Pernikahan
merupakan ikatan lahir dan batin antara seorang laki-laki dan perempuan yang
bertujuan membentuk keluarga yang bahagia dan berkelanjutan. Dalam perspektif
ajaran Islam, tujuan utama pernikahan adalah terwujudnya keluarga sakinah,
mawaddah, dan rahmah. Konsep ini menjadi landasan penting dalam pembinaan
keluarga, khususnya dalam program edukasi pernikahan dan bimbingan perkawinan.
Pengertian Keluarga Sakinah
Keluarga
sakinah adalah keluarga yang dilandasi ketenangan, kedamaian, dan keharmonisan
dalam kehidupan rumah tangga. Ketenangan tersebut tumbuh dari hubungan suami
istri yang saling menghormati, saling memahami, serta berlandaskan nilai-nilai
agama dan moral.
Sementara itu, mawaddah berarti cinta yang tulus, dan rahmah bermakna kasih
sayang yang melahirkan kepedulian serta empati antaranggota keluarga.
Urgensi Keluarga Sakinah dalam Kehidupan Berumah Tangga
Mewujudkan
keluarga sakinah memiliki peran strategis dalam pembangunan kualitas sumber
daya manusia. Keluarga yang harmonis akan menciptakan lingkungan yang kondusif
bagi pertumbuhan fisik, mental, dan spiritual anak.
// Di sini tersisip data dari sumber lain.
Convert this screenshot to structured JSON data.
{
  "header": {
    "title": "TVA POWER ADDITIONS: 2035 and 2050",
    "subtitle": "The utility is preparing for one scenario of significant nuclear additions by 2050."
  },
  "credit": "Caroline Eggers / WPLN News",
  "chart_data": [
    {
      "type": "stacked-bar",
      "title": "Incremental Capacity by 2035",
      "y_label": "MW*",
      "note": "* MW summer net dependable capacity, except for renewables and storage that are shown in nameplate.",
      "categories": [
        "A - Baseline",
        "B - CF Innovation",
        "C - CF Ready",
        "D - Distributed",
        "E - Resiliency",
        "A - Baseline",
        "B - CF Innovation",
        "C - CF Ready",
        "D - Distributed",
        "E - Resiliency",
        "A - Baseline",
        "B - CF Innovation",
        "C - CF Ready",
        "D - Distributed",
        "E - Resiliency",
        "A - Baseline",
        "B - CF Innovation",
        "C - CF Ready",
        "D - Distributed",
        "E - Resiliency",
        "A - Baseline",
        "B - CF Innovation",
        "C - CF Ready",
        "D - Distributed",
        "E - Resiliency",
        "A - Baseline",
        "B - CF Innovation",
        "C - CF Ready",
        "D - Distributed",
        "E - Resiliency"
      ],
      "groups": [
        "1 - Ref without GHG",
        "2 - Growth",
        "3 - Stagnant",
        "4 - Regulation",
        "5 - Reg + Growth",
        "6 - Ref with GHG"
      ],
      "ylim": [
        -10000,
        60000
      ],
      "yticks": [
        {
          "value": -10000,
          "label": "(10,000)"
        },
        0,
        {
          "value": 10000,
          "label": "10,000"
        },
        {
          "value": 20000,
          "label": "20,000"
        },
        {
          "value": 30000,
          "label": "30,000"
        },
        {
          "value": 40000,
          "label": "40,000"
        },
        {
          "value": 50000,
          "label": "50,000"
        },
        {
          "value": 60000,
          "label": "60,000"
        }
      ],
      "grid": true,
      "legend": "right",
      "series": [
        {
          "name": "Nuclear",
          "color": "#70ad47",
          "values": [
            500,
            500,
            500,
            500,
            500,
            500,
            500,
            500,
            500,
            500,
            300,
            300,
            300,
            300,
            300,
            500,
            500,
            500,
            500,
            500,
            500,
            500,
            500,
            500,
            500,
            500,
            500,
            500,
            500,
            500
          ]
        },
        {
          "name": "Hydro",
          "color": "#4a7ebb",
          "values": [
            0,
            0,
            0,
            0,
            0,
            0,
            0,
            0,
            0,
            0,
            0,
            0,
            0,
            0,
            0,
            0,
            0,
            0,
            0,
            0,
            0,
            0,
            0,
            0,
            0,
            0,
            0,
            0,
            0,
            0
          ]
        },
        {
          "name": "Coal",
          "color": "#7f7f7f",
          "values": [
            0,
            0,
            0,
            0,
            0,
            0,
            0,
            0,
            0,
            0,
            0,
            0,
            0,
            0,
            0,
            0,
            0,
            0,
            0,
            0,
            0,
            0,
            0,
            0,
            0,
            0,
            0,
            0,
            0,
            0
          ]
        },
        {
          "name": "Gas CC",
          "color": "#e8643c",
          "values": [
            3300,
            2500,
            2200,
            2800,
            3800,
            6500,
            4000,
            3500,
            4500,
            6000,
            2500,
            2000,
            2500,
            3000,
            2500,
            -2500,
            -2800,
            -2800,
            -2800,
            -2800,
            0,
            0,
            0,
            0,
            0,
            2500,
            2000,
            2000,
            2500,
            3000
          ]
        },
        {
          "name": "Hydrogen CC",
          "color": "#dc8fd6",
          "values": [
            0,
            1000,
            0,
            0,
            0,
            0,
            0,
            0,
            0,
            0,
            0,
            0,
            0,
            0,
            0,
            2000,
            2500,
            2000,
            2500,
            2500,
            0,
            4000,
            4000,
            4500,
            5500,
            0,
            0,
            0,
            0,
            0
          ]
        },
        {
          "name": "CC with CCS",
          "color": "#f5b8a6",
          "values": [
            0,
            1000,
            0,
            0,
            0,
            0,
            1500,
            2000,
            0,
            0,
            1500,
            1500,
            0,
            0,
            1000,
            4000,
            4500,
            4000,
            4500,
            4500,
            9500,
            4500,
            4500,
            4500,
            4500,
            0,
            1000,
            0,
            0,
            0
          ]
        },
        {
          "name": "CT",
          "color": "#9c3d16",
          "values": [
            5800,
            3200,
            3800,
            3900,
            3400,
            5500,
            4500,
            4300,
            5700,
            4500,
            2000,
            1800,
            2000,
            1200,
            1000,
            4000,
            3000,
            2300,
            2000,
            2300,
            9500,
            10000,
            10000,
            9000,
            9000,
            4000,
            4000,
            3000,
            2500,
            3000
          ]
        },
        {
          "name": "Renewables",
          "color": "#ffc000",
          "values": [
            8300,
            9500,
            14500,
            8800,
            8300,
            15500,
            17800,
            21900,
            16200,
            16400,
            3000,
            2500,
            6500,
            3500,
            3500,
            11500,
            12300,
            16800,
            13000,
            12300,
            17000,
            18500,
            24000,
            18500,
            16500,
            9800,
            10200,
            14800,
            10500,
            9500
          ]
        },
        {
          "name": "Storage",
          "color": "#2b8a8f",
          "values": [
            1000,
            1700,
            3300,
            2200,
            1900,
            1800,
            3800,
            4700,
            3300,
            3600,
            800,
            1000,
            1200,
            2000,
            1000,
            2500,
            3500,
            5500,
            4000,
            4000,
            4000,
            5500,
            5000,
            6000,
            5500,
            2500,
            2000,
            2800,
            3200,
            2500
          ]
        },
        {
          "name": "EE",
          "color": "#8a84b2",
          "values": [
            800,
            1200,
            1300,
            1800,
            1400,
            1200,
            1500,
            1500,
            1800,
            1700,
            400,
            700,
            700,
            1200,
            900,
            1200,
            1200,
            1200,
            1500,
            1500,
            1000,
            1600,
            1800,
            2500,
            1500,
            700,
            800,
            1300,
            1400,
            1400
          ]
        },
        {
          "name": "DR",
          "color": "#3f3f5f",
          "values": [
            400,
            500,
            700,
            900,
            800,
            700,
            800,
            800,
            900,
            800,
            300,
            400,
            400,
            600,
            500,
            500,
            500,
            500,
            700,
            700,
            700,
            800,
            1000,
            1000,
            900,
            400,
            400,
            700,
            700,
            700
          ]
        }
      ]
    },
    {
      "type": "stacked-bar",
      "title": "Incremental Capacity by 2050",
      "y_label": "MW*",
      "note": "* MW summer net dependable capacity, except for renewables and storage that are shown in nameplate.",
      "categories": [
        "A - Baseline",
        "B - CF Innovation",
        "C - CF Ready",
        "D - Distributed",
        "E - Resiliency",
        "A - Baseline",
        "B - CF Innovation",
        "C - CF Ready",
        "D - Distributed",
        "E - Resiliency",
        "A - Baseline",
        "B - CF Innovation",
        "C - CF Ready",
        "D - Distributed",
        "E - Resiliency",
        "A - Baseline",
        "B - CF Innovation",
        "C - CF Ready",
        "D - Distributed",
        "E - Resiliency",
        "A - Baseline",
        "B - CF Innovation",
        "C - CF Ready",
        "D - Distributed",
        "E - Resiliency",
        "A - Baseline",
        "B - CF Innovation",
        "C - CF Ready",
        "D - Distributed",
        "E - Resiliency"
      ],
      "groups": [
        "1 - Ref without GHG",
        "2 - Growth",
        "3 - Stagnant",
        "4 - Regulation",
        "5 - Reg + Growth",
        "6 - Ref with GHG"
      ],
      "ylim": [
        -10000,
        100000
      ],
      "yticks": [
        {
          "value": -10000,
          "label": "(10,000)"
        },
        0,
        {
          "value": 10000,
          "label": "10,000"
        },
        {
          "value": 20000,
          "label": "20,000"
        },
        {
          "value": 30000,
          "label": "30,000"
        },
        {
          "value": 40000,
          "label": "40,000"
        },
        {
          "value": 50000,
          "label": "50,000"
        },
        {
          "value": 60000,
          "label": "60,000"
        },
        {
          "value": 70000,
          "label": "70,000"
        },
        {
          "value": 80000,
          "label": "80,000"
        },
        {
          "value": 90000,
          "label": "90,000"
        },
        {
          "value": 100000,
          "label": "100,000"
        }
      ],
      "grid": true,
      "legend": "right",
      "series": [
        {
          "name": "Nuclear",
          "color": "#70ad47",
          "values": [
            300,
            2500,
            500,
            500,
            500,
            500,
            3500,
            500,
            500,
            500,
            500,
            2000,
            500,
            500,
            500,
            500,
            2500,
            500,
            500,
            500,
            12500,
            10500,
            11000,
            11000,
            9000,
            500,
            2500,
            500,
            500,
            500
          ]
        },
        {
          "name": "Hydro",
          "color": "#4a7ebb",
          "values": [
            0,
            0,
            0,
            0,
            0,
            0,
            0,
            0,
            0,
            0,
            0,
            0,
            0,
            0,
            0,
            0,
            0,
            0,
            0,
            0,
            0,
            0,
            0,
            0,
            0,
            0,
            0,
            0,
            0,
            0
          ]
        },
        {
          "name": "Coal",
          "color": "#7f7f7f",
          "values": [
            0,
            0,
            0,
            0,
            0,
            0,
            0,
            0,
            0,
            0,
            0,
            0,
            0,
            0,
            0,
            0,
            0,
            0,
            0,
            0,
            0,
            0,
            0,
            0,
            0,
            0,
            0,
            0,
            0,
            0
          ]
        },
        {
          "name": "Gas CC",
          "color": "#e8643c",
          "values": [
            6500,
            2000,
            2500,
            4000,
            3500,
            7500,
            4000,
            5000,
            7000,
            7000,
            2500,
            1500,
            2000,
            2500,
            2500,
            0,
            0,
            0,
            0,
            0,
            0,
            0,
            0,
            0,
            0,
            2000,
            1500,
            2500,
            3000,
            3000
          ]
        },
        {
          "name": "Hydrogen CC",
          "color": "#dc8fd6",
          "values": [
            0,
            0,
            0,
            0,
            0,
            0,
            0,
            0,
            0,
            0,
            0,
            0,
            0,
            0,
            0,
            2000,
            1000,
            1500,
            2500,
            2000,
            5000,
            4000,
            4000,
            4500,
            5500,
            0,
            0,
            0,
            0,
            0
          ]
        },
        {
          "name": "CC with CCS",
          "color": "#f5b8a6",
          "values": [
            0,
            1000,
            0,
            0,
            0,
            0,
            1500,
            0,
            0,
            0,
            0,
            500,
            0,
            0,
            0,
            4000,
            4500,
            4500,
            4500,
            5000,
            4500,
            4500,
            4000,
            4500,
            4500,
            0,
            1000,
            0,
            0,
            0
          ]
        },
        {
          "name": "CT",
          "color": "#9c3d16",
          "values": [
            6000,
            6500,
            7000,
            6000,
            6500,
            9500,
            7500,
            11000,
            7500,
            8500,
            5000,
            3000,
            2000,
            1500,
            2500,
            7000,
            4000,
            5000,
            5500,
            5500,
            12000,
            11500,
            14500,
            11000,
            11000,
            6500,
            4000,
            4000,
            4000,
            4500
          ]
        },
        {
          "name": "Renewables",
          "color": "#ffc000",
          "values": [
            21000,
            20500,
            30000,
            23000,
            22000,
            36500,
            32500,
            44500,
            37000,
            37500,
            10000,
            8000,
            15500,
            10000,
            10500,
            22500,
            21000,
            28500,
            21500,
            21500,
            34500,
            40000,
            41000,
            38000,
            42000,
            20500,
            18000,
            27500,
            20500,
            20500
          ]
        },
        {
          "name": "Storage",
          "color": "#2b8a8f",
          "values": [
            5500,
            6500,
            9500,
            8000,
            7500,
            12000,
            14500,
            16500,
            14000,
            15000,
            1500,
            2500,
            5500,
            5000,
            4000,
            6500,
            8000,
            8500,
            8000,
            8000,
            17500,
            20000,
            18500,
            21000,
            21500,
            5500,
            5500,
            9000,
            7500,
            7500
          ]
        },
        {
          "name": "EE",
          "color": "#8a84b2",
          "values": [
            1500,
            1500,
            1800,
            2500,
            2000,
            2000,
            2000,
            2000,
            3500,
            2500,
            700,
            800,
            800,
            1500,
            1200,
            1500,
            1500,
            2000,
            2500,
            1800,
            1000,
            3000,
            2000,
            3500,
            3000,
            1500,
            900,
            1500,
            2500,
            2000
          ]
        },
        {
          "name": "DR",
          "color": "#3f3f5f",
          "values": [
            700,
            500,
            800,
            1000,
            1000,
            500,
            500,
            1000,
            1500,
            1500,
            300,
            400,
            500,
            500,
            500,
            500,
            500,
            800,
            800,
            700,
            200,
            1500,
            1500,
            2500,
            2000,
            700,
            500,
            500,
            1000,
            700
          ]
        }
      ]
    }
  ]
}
Selain itu, keluarga sakinah menjadi fondasi terbentuknya masyarakat yang
sejahtera, berakhlak, dan berkarakter. Oleh karena itu, edukasi pernikahan
perlu menekankan pentingnya kesiapan calon pengantin, baik secara mental,
spiritual, maupun sosial.
Prinsip-Prinsip Membangun Keluarga Sakinah
- Komitmen dan
Tanggung Jawab
Pernikahan menuntut komitmen jangka panjang. Suami dan istri memiliki tanggung jawab masing-masing yang dijalankan secara seimbang dan saling melengkapi. - Komunikasi yang Efektif
Komunikasi yang terbuka, santun, dan saling menghargai menjadi kunci utama dalam mencegah konflik berkepanjangan. - Saling Menghormati dan Menghargai
Perbedaan pendapat adalah hal wajar. Setiap pasangan perlu menghargai pandangan dan perasaan pasangannya. - Penguatan Nilai-Nilai Keagamaan
Kehidupan berkeluarga yang berlandaskan nilai keagamaan akan memperkuat ketahanan keluarga dalam menghadapi berbagai tantangan. - Kerja Sama dalam Mengelola Rumah Tangga
Pengelolaan ekonomi keluarga, pengasuhan anak, serta pembagian peran dilakukan secara adil dan proporsional sesuai kesepakatan bersama.
Tantangan dalam Mewujudkan Keluarga Sakinah
Dalam
praktiknya, keluarga menghadapi berbagai tantangan, antara lain perbedaan latar
belakang, tekanan ekonomi, pengaruh lingkungan sosial, serta perubahan dinamika
kehidupan. Tantangan tersebut perlu dihadapi dengan kedewasaan, dialog yang
konstruktif, serta kesiapan untuk saling belajar dan memperbaiki diri.
Pentingnya Edukasi Pernikahan
Edukasi
pernikahan memiliki peran penting dalam membekali calon pengantin dan pasangan
suami istri dengan pengetahuan serta keterampilan berumah tangga, seperti:
- Pemahaman hak dan kewajiban suami istri
- Keterampilan komunikasi dalam keluarga
- Pengelolaan konflik secara sehat
- Perencanaan kehidupan keluarga, termasuk
ekonomi dan pengasuhan anak
Melalui
edukasi pernikahan, diharapkan pasangan memiliki kesiapan yang lebih baik untuk
membangun keluarga yang harmonis dan berkelanjutan.
Mewujudkan
keluarga sakinah bukanlah proses instan, melainkan perjalanan panjang yang
memerlukan komitmen, kesabaran, serta kerja sama antara suami dan istri. Dengan
berlandaskan nilai-nilai agama, komunikasi yang baik, serta kesiapan mental dan
sosial, pernikahan dapat menjadi sarana untuk membangun keluarga yang harmonis
dan berkontribusi positif bagi masyarakat.